FAQ: Understanding the Query State Size
The query state size, also known as state size, or query state, quantifies the amount of memory used by a query during execution.
Queries contains mainly three types of operations; filters, mutators, and aggregators. Where filters and mutators mainly work on a single event at a time, aggregators collect the result of several events and contribute the most to the overall memory consumption. For an aggregation, the state size contains a list of the events in the overall query in that part of the query chain.
The size of the query state depends on the number of events and the type of operation:
With
groupBy()
LogScale uses more memory because the function collects all possible values of a field or set of fields. The overall query state size is dependent on the function, the algorithm used and the number of events in each group within with the query.With
top()
, to find the most accessed URLs in webserver logs. Performing this calculation would require keeping all the different URLs in the search state and count the number of occurrences of each. The more unique URLs, the larger the state.
LogScale uses compression and other techniques to keep this value to a minimum, but it is difficult to predict the state size in advance. Approximation algorithms are used to provide numbers and counts when computing the exact value would be too computationally expensive.
The effect of the query state size is that for some queries and event collections, the amount of memory required can be considerable. This is one of the reasons why the default query size is limited to 200 events; the limit helps to reduce the overall state size.
When creating searches that hits the limits on state sizes,
LogScale will warn the user. For, example
groupBy()
on a high cardinality field resulting in
millions of groups.
The state size is also related to the query cost, which is calculated by combining the memory used by the query and the CPU time required to generate it.

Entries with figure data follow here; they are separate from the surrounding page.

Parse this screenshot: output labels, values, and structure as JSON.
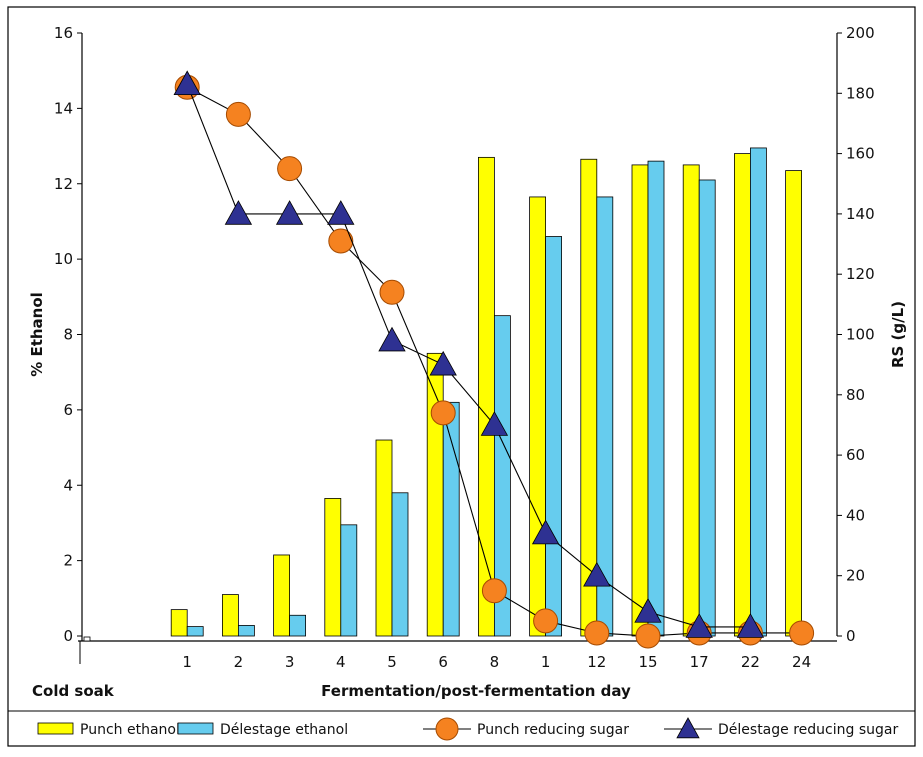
{
  "chart_data": {
    "type": "bar",
    "title": "",
    "xlabel": "Fermentation/post-fermentation day",
    "extra_label": "Cold soak",
    "ylabel_left": "% Ethanol",
    "ylabel_right": "RS (g/L)",
    "ylim_left": [
      0,
      16
    ],
    "ylim_right": [
      0,
      200
    ],
    "yticks_left": [
      "0",
      "2",
      "4",
      "6",
      "8",
      "10",
      "12",
      "14",
      "16"
    ],
    "yticks_right": [
      "0",
      "20",
      "40",
      "60",
      "80",
      "100",
      "120",
      "140",
      "160",
      "180",
      "200"
    ],
    "categories": [
      "1",
      "2",
      "3",
      "4",
      "5",
      "6",
      "8",
      "1",
      "12",
      "15",
      "17",
      "22",
      "24"
    ],
    "grid": false,
    "legend_position": "bottom",
    "series": [
      {
        "name": "Punch ethanol",
        "kind": "bar",
        "axis": "left",
        "color": "#ffff00",
        "values": [
          0.7,
          1.1,
          2.15,
          3.65,
          5.2,
          7.5,
          12.7,
          11.65,
          12.65,
          12.5,
          12.5,
          12.8,
          12.35
        ]
      },
      {
        "name": "Délestage ethanol",
        "kind": "bar",
        "axis": "left",
        "color": "#66ccee",
        "values": [
          0.25,
          0.28,
          0.55,
          2.95,
          3.8,
          6.2,
          8.5,
          10.6,
          11.65,
          12.6,
          12.1,
          12.95,
          null
        ]
      },
      {
        "name": "Punch reducing sugar",
        "kind": "line",
        "marker": "circle",
        "axis": "right",
        "color": "#f58220",
        "values": [
          182,
          173,
          155,
          131,
          114,
          74,
          15,
          5,
          1,
          0,
          1,
          1,
          1
        ]
      },
      {
        "name": "Délestage reducing sugar",
        "kind": "line",
        "marker": "triangle",
        "axis": "right",
        "color": "#2e3192",
        "values": [
          183,
          140,
          140,
          140,
          98,
          90,
          70,
          34,
          20,
          8,
          3,
          3,
          null
        ]
      }
    ]
  }
}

Dealing With High Cardinality Data Sets
The query can be cancelled for the benefit of the cluster as a whole,
because some aggregators in the query create too many rows. This can
happen for instance, when groupBy()
or
stats()
are given multiple sub-aggregators, each
with a high cardinality output. High cardinality fields are fields
with many unique values.
To avoid cardinality issues with query aggregators, try reducing the
number of sub-aggregators, or reduce their cardinality
(limit=${limit}
), otherwise this
aggregation can lead to performance issues and inaccurate results.
Consider the following:
Filter data before aggregating to reduce the data set size.
Reduce the number of rows returned by aggregators. This can be done by reducing the number of sub-aggregators or reducing their cardinality.
Use time-based bucketing for time series data.
Limit the time range of the queries.